In that Picket Line piece I wrote in , I also noted that there seemed to be evidence that the U.S. military was deliberately using human shields to deter attacks. I quoted from a Wall Street Journal article by reporter Greg Jaffe in which he reported on how junior officers in the U.S. Army in Iraq are innovating new tactics in response to the challenges of urban guerrilla warfare, focusing on the example of Captain Nicholas Ayers. The paragraph I quoted from the article read:
Capt. Ayers took lessons from his fellow captains. In , Capt. Jesse Beaudin convinced a friend from the U.S. to send backpacks, notebooks and pencils for schoolchildren. Kids mobbed troops for the goods whenever they went out on patrol. “The kids provided security. No one attacked us when we were surrounded by children,” Capt. Beaudin says. After hearing about this tactic at the dining hall, Capt. Ayers’s men also wrote home requesting school supplies.
I added:
A little over a week later, 34 children were killed by car bombs while U.S. soldiers handed out candy at the reopening of a sewage treatment plant in Baghdad.
(Several months after that there was another case in which 24 children were killed when a suicide car bomber hit U.S. soldiers who had come to an Iraqi neighborhood to warn residents of possible car bomb attacks in the area and who then began to hand out candies to children.)
While I was away on vacation last month, I got an email from Jesse Beaudin, and we have exchanged several emails since. He tells me I have drawn an incorrect conclusion from what was quoted in Greg Jaffe’s article.
He was unwilling to let me quote directly from his emails to me, but the gist of what he has to say is as follows:
- If Iraqis did not attack Beaudin’s platoon it was because the platoon was doing important and beneficial work in the community and the Iraqis were grateful for this.
- His troops handed out school supplies in schools, not when they were conducting combat patrols. The schools were indoors and were surrounded by security, so there were no mobs of children surrounding troops in the open. At other times and in other contexts the platoon handed out things like food, soccer balls, medical supplies, toothbrushes, and propaganda.
- It was not unusual for Beaudin’s troops to be swarmed by children or other curious civilians while out on patrol, but they did not encourage this, and sometimes actively discouraged it. They would sometimes patrol through crowded areas like marketplaces, but the crowds were incidental to the mission and were not being used as cover.
- Beaudin and his men frequently met with Iraqis in a number of contexts, but at no time did they intend in these encounters to be using the Iraqis they met as human shields.

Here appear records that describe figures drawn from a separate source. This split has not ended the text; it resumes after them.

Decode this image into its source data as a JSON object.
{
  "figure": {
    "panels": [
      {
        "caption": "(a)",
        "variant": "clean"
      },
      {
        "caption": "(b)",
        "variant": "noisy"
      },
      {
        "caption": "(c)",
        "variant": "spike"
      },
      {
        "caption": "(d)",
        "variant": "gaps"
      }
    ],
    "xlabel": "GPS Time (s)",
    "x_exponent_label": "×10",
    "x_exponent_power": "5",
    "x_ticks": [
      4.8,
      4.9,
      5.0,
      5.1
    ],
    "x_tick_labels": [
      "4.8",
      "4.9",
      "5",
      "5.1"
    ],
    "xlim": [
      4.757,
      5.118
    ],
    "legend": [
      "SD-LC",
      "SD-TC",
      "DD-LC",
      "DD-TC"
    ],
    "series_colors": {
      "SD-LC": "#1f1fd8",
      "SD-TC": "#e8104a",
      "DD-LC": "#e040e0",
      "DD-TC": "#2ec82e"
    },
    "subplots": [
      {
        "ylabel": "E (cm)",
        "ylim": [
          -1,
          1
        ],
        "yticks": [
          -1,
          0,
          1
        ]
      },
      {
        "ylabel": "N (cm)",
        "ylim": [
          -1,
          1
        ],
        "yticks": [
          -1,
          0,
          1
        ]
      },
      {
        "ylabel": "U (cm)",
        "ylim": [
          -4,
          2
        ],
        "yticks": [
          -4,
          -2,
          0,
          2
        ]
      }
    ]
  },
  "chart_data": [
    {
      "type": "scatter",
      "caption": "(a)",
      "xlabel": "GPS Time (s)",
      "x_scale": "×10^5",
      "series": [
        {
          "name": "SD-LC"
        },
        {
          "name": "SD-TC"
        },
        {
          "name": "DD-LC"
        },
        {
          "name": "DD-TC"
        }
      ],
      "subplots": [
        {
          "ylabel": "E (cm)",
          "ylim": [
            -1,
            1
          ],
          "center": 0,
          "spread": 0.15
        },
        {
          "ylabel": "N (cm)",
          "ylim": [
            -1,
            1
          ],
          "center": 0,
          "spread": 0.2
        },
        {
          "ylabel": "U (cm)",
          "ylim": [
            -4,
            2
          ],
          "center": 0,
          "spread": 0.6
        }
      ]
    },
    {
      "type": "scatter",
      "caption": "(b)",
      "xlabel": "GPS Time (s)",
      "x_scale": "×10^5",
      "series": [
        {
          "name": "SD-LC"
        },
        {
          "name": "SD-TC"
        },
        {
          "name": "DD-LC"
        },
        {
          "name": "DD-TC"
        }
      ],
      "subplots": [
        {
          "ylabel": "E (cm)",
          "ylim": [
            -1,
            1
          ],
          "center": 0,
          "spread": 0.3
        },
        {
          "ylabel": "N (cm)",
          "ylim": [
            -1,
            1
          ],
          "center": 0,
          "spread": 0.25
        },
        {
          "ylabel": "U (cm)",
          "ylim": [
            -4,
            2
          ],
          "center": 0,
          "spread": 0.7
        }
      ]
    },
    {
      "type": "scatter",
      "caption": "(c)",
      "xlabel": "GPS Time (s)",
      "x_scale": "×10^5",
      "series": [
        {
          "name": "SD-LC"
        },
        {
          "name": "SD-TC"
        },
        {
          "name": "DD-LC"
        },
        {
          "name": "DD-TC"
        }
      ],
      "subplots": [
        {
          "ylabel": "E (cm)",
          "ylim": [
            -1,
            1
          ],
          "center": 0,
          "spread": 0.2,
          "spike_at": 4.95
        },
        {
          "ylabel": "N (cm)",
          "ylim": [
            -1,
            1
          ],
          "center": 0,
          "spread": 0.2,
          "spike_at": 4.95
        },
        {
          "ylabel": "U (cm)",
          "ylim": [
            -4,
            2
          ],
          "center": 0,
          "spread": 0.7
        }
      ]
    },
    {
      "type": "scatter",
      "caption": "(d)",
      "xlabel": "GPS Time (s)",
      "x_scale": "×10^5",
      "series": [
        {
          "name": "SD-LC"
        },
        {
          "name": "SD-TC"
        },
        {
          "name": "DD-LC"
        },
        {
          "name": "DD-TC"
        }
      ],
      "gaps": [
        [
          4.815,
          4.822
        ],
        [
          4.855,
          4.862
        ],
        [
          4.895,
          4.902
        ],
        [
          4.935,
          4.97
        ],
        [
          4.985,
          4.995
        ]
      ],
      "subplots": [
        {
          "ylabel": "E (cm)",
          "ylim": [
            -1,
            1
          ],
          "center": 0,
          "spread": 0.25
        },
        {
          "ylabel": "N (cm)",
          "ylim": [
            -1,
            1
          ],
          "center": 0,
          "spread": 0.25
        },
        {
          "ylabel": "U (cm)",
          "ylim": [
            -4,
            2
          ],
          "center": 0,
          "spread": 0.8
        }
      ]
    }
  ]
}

- Greg Jaffe is the only Wall Street Journal reporter Beaudin has spoken with (and this was for a different article), and Beaudin says that Jaffe told him that Jaffe did not write the part of the article that I quoted that quotes Beaudin. Furthermore, Beaudin did not deliver the quote attributed to him directly to any reporter, but it has been reported second-hand. Beaudin shared with me a email to him from Jaffe in which Jaffe agreed that the implication that Beaudin was using children as human shields was incorrect. (I’ve contacted Jaffe to ask him to comment directly on this, but he has not yet responded.)
- Beaudin was in a different unit from Nicholas Ayers and never spoke with him about operations, and never spoke to any of the men in Ayers’s unit. But in any case, Beaudin thinks it unlikely that Ayers would use children as human shields.